Universal Text Classification Dataset (UTCD)

Load dataset

from datasets import load_dataset
dataset = load_dataset('claritylab/utcd', name='in-domain')

Description

UTCD is a curated compilation of 18 datasets revised for Zero-shot Text Classification spanning 3 aspect categories of Sentiment, Intent/Dialogue, and Topic classification. UTCD focuses on the task of zero-shot text classification where the candidate labels are descriptive of the text being classified. TUTCD consists of ~ 6M/800K train/test examples.

UTCD was introduced in the Findings of ACL'23 Paper Label Agnostic Pre-training for Zero-shot Text Classification by Christopher Clarke, Yuzhao Heng, Yiping Kang, Krisztian Flautner, Lingjia Tang and Jason Mars. Project Homepage.

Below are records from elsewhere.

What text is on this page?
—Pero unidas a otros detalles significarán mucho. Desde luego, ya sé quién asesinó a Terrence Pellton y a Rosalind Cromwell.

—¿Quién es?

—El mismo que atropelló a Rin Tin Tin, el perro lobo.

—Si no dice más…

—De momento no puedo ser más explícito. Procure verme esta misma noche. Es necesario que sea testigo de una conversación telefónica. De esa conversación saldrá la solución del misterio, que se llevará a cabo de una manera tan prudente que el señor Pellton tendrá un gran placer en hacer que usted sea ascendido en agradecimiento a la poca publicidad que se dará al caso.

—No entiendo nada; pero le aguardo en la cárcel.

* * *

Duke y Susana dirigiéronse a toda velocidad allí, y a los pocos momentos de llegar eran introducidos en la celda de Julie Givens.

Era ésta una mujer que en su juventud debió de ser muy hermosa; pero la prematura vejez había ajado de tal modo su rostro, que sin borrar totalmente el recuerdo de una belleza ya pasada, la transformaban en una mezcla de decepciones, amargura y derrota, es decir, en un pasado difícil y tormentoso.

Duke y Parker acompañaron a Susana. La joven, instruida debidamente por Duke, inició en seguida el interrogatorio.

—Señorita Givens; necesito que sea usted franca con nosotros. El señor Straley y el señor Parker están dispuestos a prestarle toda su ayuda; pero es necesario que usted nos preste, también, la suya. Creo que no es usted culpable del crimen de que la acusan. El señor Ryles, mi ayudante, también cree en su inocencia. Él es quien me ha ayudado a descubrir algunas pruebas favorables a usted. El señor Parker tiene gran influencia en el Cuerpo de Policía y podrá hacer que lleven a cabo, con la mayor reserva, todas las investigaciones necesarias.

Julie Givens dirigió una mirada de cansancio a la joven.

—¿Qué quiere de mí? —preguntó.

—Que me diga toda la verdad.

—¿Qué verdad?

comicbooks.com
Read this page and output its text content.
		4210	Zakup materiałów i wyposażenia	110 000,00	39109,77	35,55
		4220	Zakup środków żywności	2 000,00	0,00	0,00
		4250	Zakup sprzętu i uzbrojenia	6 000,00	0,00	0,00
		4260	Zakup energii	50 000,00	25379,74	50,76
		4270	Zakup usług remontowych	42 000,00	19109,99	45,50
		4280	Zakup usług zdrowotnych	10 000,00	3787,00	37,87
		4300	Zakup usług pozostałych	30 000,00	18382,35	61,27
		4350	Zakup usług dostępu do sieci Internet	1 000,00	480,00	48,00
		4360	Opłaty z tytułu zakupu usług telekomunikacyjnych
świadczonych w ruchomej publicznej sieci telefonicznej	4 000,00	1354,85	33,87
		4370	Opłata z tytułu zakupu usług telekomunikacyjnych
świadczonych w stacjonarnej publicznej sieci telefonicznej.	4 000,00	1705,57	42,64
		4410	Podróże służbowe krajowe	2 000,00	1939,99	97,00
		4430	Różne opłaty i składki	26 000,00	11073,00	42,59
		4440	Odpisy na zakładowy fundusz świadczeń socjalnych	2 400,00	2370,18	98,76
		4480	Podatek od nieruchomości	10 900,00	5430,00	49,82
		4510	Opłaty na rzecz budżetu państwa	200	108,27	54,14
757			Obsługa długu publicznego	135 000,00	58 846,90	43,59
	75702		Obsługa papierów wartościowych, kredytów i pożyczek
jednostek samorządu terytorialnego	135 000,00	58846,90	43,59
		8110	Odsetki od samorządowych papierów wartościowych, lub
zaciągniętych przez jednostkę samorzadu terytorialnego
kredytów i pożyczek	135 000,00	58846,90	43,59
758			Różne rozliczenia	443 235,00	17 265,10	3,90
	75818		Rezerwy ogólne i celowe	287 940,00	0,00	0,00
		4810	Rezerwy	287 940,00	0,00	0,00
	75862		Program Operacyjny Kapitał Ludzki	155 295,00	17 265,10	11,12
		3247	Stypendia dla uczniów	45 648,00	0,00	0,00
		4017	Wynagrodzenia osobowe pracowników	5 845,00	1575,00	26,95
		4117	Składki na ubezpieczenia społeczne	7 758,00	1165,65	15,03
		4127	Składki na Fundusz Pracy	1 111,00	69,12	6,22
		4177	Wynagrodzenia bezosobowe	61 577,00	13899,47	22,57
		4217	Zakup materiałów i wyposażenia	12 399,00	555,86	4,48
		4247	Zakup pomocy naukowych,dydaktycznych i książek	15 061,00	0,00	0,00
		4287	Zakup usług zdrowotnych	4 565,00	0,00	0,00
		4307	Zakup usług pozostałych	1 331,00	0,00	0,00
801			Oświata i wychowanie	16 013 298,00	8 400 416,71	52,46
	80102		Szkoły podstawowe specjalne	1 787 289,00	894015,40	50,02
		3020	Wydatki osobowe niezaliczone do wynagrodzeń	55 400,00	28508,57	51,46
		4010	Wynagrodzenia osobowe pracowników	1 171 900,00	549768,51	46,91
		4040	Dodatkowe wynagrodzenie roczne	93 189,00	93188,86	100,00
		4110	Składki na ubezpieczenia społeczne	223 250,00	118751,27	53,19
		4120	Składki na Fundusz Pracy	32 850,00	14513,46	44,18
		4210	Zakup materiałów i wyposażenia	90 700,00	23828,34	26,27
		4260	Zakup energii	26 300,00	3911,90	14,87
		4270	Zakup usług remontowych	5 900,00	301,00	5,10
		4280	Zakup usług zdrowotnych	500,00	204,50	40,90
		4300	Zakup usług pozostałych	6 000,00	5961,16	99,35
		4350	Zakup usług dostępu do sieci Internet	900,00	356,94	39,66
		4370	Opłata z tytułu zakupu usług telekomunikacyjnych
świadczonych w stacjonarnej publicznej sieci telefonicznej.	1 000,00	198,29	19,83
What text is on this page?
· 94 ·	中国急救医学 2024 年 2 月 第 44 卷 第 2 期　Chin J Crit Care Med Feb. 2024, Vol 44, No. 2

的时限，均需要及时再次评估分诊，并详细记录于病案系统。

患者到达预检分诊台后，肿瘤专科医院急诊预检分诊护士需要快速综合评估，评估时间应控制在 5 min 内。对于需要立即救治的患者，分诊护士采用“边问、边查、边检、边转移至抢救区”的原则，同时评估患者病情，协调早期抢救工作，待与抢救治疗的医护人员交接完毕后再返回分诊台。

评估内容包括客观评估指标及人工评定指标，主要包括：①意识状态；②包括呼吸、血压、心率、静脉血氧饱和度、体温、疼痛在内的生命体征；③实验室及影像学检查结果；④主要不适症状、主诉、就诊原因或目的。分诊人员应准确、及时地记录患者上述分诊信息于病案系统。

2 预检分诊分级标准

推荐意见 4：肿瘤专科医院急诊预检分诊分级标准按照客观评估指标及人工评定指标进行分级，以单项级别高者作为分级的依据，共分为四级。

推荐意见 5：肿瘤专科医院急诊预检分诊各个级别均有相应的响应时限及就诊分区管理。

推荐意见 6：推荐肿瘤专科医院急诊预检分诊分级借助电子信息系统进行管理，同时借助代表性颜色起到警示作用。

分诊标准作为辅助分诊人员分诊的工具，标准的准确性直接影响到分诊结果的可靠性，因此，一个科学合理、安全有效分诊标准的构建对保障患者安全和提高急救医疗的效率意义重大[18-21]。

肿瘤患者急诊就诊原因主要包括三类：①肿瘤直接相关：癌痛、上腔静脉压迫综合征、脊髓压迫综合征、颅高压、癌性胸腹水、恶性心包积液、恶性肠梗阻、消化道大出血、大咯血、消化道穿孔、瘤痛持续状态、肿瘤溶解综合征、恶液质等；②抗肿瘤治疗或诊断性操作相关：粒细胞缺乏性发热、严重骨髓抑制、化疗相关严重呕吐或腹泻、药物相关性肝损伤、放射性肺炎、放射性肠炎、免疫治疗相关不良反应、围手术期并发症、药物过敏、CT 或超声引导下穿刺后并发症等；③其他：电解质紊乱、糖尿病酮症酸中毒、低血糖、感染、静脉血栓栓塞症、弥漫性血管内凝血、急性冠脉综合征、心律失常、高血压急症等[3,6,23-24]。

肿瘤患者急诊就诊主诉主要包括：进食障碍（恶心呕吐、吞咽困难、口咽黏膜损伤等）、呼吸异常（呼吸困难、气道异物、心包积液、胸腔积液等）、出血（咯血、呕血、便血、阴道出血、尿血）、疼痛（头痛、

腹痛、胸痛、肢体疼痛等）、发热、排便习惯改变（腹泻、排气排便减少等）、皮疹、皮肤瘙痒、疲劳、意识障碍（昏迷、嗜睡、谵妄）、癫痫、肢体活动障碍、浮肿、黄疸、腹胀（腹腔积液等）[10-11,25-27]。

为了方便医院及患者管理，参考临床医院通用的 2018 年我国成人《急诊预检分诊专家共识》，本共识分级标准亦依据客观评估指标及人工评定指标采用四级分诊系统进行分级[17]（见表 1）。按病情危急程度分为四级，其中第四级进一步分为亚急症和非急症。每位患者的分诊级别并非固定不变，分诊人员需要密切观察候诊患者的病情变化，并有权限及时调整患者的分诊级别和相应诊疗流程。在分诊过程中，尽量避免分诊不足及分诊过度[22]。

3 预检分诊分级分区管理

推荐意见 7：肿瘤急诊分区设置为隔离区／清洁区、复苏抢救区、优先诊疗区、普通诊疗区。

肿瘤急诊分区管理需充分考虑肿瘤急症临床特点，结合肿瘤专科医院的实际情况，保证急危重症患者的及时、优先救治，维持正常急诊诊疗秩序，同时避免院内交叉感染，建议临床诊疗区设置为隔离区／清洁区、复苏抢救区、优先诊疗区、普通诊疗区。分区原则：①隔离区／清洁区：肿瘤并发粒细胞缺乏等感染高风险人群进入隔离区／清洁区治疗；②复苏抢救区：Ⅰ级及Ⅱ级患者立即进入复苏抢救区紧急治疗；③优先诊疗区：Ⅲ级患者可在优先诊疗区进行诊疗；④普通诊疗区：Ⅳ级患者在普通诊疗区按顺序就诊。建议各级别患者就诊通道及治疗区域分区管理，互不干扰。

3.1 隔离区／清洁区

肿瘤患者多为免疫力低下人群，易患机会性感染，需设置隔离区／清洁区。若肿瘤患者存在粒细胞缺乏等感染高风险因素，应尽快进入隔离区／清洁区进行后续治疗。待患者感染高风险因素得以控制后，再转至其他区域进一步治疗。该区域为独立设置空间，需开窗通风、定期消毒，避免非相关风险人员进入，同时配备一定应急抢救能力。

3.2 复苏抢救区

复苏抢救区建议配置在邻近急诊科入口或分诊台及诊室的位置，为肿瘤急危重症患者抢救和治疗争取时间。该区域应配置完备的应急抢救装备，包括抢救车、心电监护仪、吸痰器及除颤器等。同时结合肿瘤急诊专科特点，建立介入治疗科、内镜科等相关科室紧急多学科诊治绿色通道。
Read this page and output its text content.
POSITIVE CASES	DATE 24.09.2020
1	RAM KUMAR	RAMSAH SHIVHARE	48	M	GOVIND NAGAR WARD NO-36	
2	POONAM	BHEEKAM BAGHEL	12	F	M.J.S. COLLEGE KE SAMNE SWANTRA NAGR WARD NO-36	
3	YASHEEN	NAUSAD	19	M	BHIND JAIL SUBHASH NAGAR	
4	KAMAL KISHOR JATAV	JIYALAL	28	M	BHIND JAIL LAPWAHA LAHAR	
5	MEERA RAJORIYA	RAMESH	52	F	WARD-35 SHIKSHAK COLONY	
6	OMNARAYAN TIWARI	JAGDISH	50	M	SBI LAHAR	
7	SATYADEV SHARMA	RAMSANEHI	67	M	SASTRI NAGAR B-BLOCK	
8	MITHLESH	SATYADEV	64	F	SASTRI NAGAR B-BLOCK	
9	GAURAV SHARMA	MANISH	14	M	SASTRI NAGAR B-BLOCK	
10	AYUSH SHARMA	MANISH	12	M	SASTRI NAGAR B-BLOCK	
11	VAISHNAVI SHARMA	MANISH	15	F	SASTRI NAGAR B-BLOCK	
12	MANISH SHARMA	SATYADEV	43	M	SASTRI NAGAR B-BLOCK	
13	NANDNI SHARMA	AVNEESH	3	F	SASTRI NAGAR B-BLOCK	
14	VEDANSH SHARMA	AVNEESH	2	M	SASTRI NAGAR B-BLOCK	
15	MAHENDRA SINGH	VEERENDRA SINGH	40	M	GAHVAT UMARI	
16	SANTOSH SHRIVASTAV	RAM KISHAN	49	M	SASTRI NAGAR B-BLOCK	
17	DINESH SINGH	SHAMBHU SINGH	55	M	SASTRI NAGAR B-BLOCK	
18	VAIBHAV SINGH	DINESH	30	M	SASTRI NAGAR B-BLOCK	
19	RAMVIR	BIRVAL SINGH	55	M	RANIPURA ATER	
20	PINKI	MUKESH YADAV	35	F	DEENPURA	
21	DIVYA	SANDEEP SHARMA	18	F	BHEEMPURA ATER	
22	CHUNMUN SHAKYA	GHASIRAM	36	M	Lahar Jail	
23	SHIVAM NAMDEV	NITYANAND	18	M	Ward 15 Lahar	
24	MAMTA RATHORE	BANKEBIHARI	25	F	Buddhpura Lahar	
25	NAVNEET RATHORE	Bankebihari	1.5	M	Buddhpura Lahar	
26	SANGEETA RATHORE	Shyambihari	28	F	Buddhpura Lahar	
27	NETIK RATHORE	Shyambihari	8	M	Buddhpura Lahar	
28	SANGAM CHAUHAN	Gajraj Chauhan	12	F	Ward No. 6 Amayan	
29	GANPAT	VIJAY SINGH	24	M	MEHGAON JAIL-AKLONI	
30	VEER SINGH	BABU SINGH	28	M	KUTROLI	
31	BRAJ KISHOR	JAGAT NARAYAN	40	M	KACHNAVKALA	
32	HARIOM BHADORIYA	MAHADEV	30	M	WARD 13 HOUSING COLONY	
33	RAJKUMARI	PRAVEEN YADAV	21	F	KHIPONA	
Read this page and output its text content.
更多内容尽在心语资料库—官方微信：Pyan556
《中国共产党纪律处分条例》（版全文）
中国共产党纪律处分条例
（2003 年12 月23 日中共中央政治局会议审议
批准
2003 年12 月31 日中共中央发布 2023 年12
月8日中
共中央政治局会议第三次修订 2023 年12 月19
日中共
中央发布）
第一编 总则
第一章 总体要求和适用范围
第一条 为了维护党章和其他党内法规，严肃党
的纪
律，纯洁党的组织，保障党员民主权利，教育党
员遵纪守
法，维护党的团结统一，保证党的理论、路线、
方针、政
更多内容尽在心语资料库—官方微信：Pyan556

UTCD Datasets & Principles:

In order to make NLP models more broadly useful, zero-shot techniques need to be capable of label, domain & aspect transfer. As such, in the construction of UTCD we enforce the following principles:

  • Textual labels: In UTCD, we mandate the use of textual labels. While numerical label values are often used in classification tasks, descriptive textual labels such as those present in the datasets across UTCD enable the development of techniques that can leverage the class name which is instrumental in providing zero-shot support. As such, for each of the compiled datasets, labels are standardized such that the labels are descriptive of the text in natural language.
  • Diverse domains and Sequence lengths: In addition to broad coverage of aspects, UTCD compiles diverse data across several domains such as Banking, Finance, Legal, etc each comprising varied length sequences (long and short). The datasets are listed above.